Tiens, le géant américain de vente en ligne Amazon a décidé de payer ses impôts où ses bénéfices sont réalisés. Rien à voir avec les pressions européennes pour que cesse l’optimisation fiscale, dit l’entreprise. « Nous examinons nos structures régulièrement afin de nous assurer que nous pouvons servir nos clients aussi bien que possible », a déclaré un porte-parole d’Amazon à des médias européens.
Ainsi, depuis le 1er mai, sur les bénéfices réalisés en Allemagne, Amazon va payer ses impôts en Allemagne. Même chose au Royaume-Uni, en Espagne, en Italie et bientôt en France. Amazon amorce ainsi un mouvement après avoir dû répondre pendant des années à de nombreuses questions sur ses pratiques fiscales.
L’optimisation, très à la mode dans le monde des multinationales, a pour but de réduire au maximum les impôts à payer. C’est pour cette raison qu’une entreprise comme Amazon a choisi de s’installer au Luxembourg, où le niveau d’imposition est faible par rapport à ses voisins européens.
Aujourd’hui, la pression s’intensifie. Le G20 a lancé des négociations sur l’érosion fiscale des pays et le transfert des profits. Le groupe a demandé à l’OCDE de présenter des propositions pour lancer des discussions sur ces enjeux. Sur une quinzaine de propositions, sept ont déjà fait l’objet d’une entente, selon ce qu’a indiqué Pascal Saint-Amans, directeur du Centre de politique et d’administration fiscales de l’OCDE, dans une entrevue à Alternatives économiques.
À cela s’ajoutent les soupçons de la Commission européenne sur les pratiques du Luxembourg, qui aurait octroyé des avantages fiscaux illégaux à Amazon dans la foulée des révélations journalistiques de « LuxLeaks » en novembre dernier.
Extrait d’un article du Monde : « En 2013, l’agence Reuters avait révélé qu’en 2012, en faisant transiter ses ventes depuis sa filiale luxembourgeoise, Amazon n’avait payé en Allemagne que 3 millions d’euros d’impôts sur les sociétés, alors même que son chiffre d’affaires dans ce pays avoisinait les 9 milliards d’euros. »
De toute évidence, recadrer la fiscalité est devenu une priorité. Et on peut se demander si d’autres entreprises, comme Apple, Fiat, Google ou Starbucks vont suivre le mouvement qu’amorce aujourd’hui Amazon.

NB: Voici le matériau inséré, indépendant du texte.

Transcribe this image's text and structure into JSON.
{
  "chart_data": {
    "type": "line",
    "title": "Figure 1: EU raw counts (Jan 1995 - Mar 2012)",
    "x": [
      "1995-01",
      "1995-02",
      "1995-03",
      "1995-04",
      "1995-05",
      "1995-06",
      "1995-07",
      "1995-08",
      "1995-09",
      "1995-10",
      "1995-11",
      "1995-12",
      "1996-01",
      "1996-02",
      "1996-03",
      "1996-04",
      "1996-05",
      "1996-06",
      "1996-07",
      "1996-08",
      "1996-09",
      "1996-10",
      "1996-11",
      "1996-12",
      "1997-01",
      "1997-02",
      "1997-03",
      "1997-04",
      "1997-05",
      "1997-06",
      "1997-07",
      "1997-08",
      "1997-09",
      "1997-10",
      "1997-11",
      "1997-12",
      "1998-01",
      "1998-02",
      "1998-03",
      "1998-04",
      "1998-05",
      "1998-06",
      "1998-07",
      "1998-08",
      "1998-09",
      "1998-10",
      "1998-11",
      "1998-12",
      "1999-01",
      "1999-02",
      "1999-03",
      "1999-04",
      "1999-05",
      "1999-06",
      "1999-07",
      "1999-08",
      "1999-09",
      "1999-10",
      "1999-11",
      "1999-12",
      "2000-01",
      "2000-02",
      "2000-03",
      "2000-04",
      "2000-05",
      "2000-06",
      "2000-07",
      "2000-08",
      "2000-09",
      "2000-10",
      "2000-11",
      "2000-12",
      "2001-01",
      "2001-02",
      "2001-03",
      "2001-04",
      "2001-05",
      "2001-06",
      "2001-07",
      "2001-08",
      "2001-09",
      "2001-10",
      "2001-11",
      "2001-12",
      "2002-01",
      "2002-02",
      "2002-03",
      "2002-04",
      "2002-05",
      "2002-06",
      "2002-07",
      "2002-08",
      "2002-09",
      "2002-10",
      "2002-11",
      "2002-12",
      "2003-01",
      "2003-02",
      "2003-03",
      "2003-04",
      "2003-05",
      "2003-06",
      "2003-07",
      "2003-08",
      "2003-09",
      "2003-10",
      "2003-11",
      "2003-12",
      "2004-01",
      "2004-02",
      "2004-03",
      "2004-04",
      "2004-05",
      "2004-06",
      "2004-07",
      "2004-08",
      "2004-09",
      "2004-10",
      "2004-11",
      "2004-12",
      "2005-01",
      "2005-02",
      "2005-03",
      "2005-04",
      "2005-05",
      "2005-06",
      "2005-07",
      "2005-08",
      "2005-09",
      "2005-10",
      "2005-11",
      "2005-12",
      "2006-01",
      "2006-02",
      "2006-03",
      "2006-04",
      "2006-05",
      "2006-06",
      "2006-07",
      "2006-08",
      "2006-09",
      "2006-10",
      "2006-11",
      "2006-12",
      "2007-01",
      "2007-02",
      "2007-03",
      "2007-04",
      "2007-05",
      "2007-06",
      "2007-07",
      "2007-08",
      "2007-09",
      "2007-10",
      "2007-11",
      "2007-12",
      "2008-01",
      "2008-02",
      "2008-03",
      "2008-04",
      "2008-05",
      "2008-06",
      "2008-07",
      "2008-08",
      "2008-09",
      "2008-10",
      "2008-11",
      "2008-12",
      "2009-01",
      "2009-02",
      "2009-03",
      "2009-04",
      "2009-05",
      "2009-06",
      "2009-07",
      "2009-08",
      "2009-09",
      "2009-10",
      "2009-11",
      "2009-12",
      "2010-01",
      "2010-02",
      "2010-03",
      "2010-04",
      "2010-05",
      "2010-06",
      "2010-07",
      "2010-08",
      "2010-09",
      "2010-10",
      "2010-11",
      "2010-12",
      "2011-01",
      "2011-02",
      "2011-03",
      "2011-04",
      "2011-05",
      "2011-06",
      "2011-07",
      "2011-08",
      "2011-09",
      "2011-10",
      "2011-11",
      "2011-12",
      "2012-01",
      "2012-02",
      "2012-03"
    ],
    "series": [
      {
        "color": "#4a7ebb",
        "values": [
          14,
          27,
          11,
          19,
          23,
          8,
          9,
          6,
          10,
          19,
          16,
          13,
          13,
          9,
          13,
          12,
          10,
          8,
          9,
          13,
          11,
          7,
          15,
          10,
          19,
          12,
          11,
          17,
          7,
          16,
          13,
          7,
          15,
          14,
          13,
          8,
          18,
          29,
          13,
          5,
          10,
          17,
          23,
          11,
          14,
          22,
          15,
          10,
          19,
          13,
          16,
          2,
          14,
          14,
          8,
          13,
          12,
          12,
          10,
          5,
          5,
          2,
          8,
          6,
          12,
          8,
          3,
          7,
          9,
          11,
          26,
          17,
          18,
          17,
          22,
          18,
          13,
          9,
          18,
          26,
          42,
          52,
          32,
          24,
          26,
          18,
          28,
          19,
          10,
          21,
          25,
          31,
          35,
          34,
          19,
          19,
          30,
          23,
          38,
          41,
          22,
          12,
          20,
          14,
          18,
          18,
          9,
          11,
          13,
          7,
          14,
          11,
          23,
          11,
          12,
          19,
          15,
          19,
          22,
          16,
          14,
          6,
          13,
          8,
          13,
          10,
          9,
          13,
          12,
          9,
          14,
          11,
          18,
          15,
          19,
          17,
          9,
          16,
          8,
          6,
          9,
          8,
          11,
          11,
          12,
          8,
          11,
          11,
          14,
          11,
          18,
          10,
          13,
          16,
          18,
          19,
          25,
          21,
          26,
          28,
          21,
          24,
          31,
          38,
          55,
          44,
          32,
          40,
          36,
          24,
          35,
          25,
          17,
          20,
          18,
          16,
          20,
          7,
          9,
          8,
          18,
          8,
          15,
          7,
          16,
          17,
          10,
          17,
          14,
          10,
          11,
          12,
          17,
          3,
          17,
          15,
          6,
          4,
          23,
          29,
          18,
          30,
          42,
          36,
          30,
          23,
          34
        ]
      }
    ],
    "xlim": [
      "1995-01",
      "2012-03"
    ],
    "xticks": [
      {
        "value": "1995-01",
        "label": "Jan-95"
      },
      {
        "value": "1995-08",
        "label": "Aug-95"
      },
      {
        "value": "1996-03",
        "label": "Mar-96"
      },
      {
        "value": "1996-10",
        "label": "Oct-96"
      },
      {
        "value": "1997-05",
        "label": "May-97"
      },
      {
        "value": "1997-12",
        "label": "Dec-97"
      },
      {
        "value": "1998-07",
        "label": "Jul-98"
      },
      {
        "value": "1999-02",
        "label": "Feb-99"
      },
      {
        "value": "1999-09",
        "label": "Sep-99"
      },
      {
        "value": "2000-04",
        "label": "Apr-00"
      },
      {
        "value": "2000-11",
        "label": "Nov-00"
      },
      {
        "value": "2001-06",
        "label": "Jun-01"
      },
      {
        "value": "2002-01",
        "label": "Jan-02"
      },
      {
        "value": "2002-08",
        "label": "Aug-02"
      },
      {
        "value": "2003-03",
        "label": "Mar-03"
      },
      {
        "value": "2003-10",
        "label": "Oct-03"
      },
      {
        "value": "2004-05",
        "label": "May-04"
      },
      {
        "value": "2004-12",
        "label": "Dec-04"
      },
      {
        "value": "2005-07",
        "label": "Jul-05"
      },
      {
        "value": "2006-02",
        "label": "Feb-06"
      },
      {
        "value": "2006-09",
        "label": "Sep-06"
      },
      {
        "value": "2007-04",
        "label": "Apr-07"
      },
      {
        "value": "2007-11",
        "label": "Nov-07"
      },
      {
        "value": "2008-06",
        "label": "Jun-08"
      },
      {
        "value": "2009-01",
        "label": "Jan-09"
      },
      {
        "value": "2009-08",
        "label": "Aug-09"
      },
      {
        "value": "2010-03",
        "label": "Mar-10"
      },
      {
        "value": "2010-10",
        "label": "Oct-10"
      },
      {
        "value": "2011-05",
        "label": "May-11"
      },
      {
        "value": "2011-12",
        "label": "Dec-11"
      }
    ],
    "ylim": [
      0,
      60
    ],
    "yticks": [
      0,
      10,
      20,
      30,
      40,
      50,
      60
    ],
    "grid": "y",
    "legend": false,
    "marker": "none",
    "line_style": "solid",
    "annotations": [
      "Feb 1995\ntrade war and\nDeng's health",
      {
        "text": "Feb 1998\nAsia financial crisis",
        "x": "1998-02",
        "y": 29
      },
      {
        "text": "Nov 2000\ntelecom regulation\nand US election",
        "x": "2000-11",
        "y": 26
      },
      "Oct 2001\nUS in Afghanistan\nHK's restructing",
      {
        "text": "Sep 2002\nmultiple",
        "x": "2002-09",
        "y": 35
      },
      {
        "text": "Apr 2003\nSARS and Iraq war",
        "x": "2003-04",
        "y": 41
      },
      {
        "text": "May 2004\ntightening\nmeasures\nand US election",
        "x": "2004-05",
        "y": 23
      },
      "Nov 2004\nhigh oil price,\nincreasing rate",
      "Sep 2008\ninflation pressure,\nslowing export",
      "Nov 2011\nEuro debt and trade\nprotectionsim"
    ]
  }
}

Non seulement la concurrence fiscale en cours est en train de tuer les capacités financières de certains pays, mais elle accentue les inégalités.
La pression pour le statu quo est toutefois forte, écrit Alternatives économiques : « Mi-janvier, le journaliste du Guardian Simon Bowers montrait comment plusieurs groupes de pression professionnels au service des industries de haute technologie – dont les membres incluent Apple, Microsoft, Google, Amazon, Intel, Yahoo!, Facebook, Uber, Netflix, Hewlett-Packard, eBay, IBM et Twitter – se mobilisent très fortement pour attaquer le contenu de Beps (le plan de l’OCDE nommé Base Erosion and Profit Sharing, érosion des bases fiscales et transfert de profits) et tenter une remise en cause politique. »

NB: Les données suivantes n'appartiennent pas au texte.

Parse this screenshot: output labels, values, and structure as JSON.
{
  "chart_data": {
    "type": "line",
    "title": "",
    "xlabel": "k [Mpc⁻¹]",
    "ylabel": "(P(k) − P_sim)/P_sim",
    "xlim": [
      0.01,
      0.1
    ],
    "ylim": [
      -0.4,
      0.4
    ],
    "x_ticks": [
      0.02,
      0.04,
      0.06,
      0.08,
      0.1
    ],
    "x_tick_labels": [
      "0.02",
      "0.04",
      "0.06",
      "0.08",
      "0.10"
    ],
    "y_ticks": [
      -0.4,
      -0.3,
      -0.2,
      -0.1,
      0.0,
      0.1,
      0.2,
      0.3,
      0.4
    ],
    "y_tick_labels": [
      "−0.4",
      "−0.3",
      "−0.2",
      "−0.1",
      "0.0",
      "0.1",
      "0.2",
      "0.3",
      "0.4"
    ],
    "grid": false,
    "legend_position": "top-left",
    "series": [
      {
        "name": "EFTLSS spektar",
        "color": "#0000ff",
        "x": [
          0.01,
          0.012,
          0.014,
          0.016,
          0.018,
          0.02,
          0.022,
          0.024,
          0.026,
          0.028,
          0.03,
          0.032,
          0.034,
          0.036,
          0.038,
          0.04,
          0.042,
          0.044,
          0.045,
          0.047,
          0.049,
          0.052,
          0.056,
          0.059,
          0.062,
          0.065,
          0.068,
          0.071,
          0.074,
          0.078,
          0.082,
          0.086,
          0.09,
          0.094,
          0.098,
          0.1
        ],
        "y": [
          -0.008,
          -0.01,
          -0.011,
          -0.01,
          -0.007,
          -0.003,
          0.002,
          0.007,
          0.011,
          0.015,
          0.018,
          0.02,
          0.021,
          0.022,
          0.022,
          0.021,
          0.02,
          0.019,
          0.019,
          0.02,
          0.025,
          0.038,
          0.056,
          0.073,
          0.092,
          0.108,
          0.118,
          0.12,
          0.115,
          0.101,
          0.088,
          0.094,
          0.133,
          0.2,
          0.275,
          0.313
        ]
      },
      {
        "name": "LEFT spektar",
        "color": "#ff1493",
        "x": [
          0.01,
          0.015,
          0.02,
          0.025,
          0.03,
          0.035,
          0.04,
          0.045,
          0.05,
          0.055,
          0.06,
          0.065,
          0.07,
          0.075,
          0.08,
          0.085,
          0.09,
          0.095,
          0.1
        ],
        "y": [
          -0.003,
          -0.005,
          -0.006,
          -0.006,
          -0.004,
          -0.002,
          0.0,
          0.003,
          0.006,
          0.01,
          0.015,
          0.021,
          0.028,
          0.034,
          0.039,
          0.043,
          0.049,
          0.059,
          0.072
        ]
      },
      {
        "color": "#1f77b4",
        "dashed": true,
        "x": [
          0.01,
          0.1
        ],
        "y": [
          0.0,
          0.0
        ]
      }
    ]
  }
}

En plus de mettre fin au transfert de profits, les autorités travaillent aussi à améliorer l’échange d’informations fiscales. Autrement dit, le fisc canadien, par exemple, devrait être informé automatiquement de l’ouverture d’un compte bancaire à l’étranger par l’un de ses citoyens.
Les pays ont mis en place des procédures de déclarations volontaires. Selon Alternatives économiques, « à l’automne 2014, plus de 500 000 contribuables avaient approché leurs autorités fiscales dans neuf pays dans le cadre de procédures de dénonciations volontaires. Au total, 37 milliards d’euros de recettes auraient déjà été récupérés par un ensemble de 25 pays ».
Le succès pour réduire la portée des paradis fiscaux et de l’évitement fiscal s’appuie sur la coordination des politiques fiscales. Le travail du G20, de l’OCDE et de la Commission européenne, à ce titre, est encourageant. Mais plusieurs pays, dont les États-Unis, résistent à des mesures comme l’échange automatique d’informations. Dans ce contexte, la décision d’Amazon en Europe est un pas dans la bonne direction. Pour l’instant, ce n’est qu’un pas. La route sera longue.